Because the American diet is generally high in refined carbohydrates, and because this is a leading contributor to hypoadrenalism, many of us tend to have some level of adrenal insufficiency (even if it is not diagnosed). Add to that high levels of stress, plus alcohol or tobacco consumption, and our adrenal glands can easily become overworked to a point from which they cannot recover. When this type of adrenal dysfunction occurs, the weakened adrenals are no longer capable of coping with the elements that provoke headache pain. Dr. Igram states that “if migraine patients had stronger adrenal glands, it is likely that the same stimulus which normally provokes headaches no longer would.”
The pancreas also plays a large role in maintaining proper glucose levels. The pancreas produces the hormones insulin, glucagon, and somatostatin, which work together to maintain blood sugar (glucose) so that your body has the energy it needs to function properly. When you stress the pancreas by skipping meals or consuming alcohol, blood sugar levels can fall dramatically, which can trigger or worsen a headache.

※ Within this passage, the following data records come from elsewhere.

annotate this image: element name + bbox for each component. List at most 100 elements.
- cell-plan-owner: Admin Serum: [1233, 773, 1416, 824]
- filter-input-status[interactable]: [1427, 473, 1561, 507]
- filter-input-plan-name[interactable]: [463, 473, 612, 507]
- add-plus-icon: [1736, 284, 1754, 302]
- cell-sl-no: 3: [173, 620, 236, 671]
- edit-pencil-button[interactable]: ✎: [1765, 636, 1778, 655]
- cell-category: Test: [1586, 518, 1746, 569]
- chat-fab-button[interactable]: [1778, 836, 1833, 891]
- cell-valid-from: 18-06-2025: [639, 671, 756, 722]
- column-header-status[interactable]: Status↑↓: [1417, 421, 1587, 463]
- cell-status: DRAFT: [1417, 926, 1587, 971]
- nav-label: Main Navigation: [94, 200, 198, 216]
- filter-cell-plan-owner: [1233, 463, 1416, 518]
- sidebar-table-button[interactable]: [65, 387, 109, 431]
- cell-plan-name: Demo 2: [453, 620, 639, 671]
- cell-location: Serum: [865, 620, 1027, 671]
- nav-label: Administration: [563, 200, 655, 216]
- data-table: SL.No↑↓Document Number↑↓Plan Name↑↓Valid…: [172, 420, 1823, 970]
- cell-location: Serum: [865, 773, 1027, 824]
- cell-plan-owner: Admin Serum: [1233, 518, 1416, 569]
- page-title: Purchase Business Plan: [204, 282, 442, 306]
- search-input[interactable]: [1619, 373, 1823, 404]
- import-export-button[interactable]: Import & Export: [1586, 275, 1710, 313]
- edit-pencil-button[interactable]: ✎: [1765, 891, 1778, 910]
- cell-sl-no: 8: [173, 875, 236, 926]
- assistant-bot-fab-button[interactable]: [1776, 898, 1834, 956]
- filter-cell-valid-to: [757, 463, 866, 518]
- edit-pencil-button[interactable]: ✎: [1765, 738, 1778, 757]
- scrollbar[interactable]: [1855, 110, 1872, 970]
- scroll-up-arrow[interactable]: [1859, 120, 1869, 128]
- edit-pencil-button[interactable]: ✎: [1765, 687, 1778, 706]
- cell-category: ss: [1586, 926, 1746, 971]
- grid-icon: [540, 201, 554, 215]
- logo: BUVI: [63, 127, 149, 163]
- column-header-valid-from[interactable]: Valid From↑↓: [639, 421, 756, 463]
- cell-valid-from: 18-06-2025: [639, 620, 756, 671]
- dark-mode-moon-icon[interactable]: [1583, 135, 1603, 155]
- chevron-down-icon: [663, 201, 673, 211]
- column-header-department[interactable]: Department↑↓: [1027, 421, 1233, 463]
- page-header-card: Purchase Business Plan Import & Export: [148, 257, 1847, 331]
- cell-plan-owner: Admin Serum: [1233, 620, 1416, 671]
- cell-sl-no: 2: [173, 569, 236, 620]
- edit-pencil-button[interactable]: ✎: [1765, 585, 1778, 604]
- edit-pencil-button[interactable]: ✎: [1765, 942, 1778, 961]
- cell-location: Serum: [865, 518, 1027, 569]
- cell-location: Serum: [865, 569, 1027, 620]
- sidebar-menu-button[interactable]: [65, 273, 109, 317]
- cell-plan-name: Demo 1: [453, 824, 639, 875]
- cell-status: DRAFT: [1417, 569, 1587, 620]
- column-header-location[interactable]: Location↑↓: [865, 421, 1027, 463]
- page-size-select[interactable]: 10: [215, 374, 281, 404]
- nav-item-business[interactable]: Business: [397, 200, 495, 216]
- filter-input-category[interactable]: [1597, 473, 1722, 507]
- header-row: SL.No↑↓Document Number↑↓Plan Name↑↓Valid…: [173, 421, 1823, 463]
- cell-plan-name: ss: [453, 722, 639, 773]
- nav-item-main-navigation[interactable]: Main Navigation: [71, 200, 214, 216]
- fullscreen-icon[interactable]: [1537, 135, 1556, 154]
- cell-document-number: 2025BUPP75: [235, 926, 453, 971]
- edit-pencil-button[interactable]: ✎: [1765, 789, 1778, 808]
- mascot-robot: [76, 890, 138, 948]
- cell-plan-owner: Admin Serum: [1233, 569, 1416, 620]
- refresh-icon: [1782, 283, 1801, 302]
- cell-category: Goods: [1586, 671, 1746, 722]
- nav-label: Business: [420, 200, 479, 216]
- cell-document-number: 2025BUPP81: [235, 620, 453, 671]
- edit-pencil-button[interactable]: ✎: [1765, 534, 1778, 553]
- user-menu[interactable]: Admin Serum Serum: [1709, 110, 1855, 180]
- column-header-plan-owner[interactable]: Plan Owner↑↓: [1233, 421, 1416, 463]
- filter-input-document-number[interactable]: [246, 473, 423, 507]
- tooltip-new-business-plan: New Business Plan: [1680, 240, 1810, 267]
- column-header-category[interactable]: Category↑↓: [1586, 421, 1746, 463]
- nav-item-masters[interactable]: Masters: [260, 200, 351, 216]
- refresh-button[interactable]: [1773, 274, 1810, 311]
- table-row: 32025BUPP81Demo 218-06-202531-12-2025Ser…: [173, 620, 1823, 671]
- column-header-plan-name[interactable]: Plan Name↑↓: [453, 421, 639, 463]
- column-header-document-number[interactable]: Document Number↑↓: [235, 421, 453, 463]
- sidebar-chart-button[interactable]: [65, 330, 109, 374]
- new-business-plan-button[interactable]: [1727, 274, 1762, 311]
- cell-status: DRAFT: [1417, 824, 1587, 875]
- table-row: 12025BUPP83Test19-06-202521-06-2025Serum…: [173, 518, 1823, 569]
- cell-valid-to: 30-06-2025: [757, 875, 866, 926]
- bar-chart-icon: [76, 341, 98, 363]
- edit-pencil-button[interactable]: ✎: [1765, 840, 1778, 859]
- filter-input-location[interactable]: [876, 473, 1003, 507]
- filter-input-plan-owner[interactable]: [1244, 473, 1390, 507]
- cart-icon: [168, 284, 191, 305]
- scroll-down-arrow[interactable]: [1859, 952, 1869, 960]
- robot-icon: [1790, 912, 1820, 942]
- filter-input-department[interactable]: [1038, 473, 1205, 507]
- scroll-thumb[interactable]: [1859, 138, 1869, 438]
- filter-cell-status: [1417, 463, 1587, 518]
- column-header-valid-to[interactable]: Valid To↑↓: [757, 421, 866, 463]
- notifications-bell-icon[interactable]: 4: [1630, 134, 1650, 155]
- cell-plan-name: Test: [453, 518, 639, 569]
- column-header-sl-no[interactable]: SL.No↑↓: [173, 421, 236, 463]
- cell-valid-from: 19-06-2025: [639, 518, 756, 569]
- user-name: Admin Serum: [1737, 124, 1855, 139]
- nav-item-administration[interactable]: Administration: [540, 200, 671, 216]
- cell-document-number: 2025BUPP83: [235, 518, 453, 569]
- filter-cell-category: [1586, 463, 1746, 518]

Hormonal fluctuations, particularly of progesterone and estrogens, seem to trigger headaches in most women.
Headache symptoms are commonly associated with premenstrual syndrome (PMS), pregnancy, and menopause. Although not all women get them, most women experience at least mild headaches during times of strong estrogen dominance, such as is present in each of these conditions.
Dr. Robert Milne et al. also observed an increase in the serotonin levels of his patients during hormonal fluctuations. Given the role of serotonin in the pain response, headache pain (or any other pain) is likely to be exacerbated during these fluctuations.
Fluctuating levels of estrogen, especially when they are not balanced by progesterone, often trigger headaches. This explains why headaches occur with increasing frequency among girls after puberty, when their menstrual cycles start.
Dr. Diamond explains that “headache activity increases, for example, when estrogen levels are in flux, either rising or falling, or when there is a change in the estrogen-to-progesterone ratio.”
Many researchers have identified a direct connection between too much estrogen and migraine headaches. Women who experience migraine headaches tend to have higher than average levels of estrogen to begin with. It appears that these high estrogen levels “crash” during the premenstrual phase, making these women more susceptible to headache triggers.
In fact, taking estrogen in the form of birth control pills or another hormone replacement therapy may increase the frequency or severity of headaches, or actually induce headaches in women who had not previously reported them. For example, women who take birth control pills often report getting headaches in the middle of their cycle, when their own natural estrogen levels are rising most dramatically.
Some women think that their headaches will subside when they reach menopause because their hormone levels diminish. But not all women find relief from hormonal headaches at menopause because hormonal fluctuations may still exist, just in different amounts or ratios, or on a different time frame.
Some practitioners believe that headaches may actually be one of your body’s warning signals.
Dr. Diamond explains that “In the same way that the pain resulting from touching a hot stove is meant to protect your skin from a serious burn, headaches may actually be a protective mechanism designed to safeguard you from damaging agents and situations.”